We were accompanied by the Survivors Secretariat at Ohsweken (we will become the Akwesasne chapter) and the staff of the Woodlands Cultural Centre with Makayla Francis of the Native North American Traveling College recording the event.
The walk began with a tobacco-burning and a pipe ceremony. We started off at 8 a.m. but since we could not follow the train tracks used by Rocky and Joey we went through the farmlands parallel to their route.
I noticed the very neat Ontario farms in remarkable contrast to the disarray in the United States. Nothing out of place, well-groomed orchards, clean barns and pastures. I also saw that the Canadian roadsides have very little litter other than the occasional beer can.
During the events, I observed something unique at the otherwise oppressive mush hole: People were actually relaxed and smiling.
We were greeted by Canadian motorists with waves and car horns and people coming to the roadside to express their support.
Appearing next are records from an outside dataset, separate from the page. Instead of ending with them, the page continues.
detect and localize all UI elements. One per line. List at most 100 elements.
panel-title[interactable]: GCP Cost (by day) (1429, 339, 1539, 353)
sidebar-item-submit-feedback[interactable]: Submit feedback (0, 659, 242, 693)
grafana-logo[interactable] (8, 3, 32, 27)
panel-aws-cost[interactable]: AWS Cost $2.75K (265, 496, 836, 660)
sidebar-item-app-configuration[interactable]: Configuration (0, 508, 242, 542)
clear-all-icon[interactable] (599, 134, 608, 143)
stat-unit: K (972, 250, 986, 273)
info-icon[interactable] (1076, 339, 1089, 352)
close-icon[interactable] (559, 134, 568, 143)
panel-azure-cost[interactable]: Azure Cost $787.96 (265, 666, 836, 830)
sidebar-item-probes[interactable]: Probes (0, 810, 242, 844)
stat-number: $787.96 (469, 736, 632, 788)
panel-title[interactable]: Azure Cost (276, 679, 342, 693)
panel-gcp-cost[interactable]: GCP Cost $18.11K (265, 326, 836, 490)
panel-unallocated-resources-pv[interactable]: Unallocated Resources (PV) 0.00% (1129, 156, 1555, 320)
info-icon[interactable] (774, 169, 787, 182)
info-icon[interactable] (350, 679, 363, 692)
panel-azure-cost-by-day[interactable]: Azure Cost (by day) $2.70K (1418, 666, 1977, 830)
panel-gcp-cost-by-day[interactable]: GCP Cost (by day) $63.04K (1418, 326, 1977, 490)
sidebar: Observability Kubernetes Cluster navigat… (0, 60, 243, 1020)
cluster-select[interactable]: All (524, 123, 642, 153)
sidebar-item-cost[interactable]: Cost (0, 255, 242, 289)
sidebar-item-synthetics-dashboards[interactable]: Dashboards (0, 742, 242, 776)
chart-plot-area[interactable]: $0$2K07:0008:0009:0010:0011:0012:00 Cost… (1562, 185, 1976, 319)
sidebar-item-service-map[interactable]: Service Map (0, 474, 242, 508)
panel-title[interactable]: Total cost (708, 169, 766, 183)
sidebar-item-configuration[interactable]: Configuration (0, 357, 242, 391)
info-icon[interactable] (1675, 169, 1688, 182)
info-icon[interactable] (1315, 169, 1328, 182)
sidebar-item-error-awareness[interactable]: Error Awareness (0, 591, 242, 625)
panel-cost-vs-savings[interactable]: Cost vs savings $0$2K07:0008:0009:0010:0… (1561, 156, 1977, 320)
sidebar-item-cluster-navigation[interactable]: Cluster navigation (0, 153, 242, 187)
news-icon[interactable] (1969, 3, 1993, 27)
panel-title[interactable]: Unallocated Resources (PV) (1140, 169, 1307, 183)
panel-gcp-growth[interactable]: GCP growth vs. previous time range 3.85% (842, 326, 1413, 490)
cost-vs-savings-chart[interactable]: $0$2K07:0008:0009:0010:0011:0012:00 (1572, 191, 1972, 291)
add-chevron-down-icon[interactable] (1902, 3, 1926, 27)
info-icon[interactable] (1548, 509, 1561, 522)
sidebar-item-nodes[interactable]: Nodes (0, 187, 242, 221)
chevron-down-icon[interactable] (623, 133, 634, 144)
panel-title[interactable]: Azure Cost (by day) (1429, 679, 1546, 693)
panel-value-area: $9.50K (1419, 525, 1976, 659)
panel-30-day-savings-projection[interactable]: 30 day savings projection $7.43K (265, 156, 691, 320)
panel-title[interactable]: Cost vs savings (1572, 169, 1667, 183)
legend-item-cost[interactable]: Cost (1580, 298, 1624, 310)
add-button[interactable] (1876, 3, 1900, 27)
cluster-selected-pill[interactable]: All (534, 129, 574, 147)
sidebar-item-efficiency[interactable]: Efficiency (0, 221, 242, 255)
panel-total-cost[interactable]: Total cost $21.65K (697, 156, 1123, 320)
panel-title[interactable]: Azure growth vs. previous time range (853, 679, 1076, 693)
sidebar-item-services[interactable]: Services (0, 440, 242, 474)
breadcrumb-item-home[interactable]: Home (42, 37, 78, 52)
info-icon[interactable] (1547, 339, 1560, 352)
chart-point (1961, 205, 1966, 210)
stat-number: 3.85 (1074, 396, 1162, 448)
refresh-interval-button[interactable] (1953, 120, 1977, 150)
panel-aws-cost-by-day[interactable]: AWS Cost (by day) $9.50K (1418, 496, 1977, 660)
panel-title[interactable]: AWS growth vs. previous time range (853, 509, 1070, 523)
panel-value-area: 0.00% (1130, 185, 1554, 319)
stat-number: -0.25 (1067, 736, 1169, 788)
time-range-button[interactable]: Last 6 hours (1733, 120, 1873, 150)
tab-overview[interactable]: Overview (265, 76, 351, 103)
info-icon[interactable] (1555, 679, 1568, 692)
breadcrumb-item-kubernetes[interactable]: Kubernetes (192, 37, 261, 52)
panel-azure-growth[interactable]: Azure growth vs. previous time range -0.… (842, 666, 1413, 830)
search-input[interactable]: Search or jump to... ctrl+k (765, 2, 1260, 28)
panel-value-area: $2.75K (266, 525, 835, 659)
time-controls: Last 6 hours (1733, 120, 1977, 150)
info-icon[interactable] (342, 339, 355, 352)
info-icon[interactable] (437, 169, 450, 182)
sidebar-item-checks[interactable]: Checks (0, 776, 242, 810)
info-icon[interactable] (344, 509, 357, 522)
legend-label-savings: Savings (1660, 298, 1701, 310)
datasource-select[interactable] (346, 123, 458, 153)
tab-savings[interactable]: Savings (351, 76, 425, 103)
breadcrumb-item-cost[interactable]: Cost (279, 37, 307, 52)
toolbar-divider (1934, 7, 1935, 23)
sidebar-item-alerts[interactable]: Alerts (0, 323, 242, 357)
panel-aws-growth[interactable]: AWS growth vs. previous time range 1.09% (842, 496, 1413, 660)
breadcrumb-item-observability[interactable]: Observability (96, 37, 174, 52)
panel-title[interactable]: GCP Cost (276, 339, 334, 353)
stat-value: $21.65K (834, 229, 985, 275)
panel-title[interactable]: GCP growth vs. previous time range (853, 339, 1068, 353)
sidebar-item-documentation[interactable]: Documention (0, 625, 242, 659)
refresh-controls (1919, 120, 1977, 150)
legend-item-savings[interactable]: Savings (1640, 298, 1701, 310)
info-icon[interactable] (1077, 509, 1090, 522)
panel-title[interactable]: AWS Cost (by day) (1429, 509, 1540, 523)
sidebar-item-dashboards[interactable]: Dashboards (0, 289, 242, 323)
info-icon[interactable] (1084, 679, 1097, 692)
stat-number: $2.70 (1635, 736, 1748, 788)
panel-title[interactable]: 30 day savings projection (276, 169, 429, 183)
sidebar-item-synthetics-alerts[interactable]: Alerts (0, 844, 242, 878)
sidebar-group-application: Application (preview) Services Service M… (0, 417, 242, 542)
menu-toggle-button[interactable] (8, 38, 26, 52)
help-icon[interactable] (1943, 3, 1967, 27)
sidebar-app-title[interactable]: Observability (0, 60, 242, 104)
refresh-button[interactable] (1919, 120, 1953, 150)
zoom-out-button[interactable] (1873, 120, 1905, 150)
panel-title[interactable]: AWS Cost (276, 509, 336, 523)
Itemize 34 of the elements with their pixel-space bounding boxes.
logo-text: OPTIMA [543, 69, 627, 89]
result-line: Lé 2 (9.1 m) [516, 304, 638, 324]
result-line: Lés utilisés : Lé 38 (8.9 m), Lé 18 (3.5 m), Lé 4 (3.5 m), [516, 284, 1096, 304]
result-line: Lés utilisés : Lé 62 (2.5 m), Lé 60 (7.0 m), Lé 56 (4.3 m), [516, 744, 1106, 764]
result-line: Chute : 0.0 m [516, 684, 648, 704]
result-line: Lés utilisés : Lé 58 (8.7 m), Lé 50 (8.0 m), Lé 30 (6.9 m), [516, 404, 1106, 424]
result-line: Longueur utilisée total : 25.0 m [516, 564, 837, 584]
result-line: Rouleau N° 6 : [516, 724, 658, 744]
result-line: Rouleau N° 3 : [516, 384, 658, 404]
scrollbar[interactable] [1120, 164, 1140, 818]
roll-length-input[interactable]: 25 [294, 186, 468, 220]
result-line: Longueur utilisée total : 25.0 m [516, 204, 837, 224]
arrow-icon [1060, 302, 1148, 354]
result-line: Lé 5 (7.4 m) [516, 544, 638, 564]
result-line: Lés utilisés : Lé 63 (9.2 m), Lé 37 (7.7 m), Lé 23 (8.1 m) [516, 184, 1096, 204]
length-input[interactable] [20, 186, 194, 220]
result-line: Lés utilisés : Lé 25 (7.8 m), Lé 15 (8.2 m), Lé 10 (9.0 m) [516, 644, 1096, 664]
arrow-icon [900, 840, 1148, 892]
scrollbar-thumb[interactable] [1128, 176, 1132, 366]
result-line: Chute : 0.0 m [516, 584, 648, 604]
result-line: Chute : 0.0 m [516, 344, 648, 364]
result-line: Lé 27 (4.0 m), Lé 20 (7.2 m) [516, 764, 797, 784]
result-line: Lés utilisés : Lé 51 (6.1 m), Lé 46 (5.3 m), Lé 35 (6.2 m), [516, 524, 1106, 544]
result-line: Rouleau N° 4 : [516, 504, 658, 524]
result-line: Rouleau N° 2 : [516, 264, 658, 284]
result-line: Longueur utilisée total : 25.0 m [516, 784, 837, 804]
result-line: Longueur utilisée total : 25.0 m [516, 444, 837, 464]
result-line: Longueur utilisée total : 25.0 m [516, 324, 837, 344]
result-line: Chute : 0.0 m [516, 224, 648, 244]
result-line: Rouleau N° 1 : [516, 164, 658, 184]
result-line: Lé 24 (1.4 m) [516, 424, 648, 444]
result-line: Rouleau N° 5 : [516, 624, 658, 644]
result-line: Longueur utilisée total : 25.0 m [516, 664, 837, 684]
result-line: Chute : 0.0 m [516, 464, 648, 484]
The only hostile comments came from a couple of people living in the wealthy Mississauga Road area.
Considering such hostility, I was pleased that the Commanda family chose that route. The inconvenience we may have caused to motorists and to those of wealth was a reminder that this is our land and they live in areas using our resources and our names.
Not until we reached Burlington late in the evening of Aug. 27 did I realize how massive metropolitan Toronto has become. We walked 50 kilometers that day and another 50 kilometers the next and at every step, someone among our 60 walkers was thinking of those two boys.
The Commanda brothers had made it to Hamilton, Ontario before Rocky was caught and placed in jail. Joey avoided capture and journeyed on, alone, for another 50 kilometers.
Thinking of the brothers, Joey’s lonely trek made our efforts easy by contrast — he did not have water, food or support vehicles as we did.
Despite heavy rain on the evening of Aug. 28, the bravest of the walkers made it to the Ronncevalles Bridge only 100 meters east of the exact location of Joey's death.
At 9 a.m. on Aug. 29, we held a tobacco ritual and tied orange ribbons to the bridge.
Canadian Indigenous Affairs ministers Marc Miller and Carolyn Bennett — two real human beings enveloped by the sorrows of the moment — also joined us without any media distractions. They were both respectful, humble and compassionate toward the walkers and the Commanda family.
We were asked by the family to make one more walk, this time at Pikwakanagan Territory, 150 kilometers northwest of Ottawa, which was the home of the Commanda family.
It seemed almost all of the Algonquins from there were present to welcome us, all wearing orange, as we marched toward the grave of Joey, to mark his power and to release him into the spirit world.
In our 'Walk for Joe' the Algonquin and Mohawk people were unified, supporting each other. We are unified in our love for our children.
It was a great day to experience such support.
When asked, we were given the support of Tim Dooley Thompson of the Mohawk Council of Akwesasne and our kin at the Indian Way Kanonsisnohn.
Their generosity and that of community member Chrissy Jacobs enabled us to attend these historic events.
Roberta Hill, who was also confined to the institute, encouraged us to join the Survivors Secretariat and Janis Monture of the Woodlands proved an excellent host while we were at the institute.
When asked why these kinds of events are important, our response is this:
This is who we are, this is what we do.
Nothing for us, without us, and all for Joey.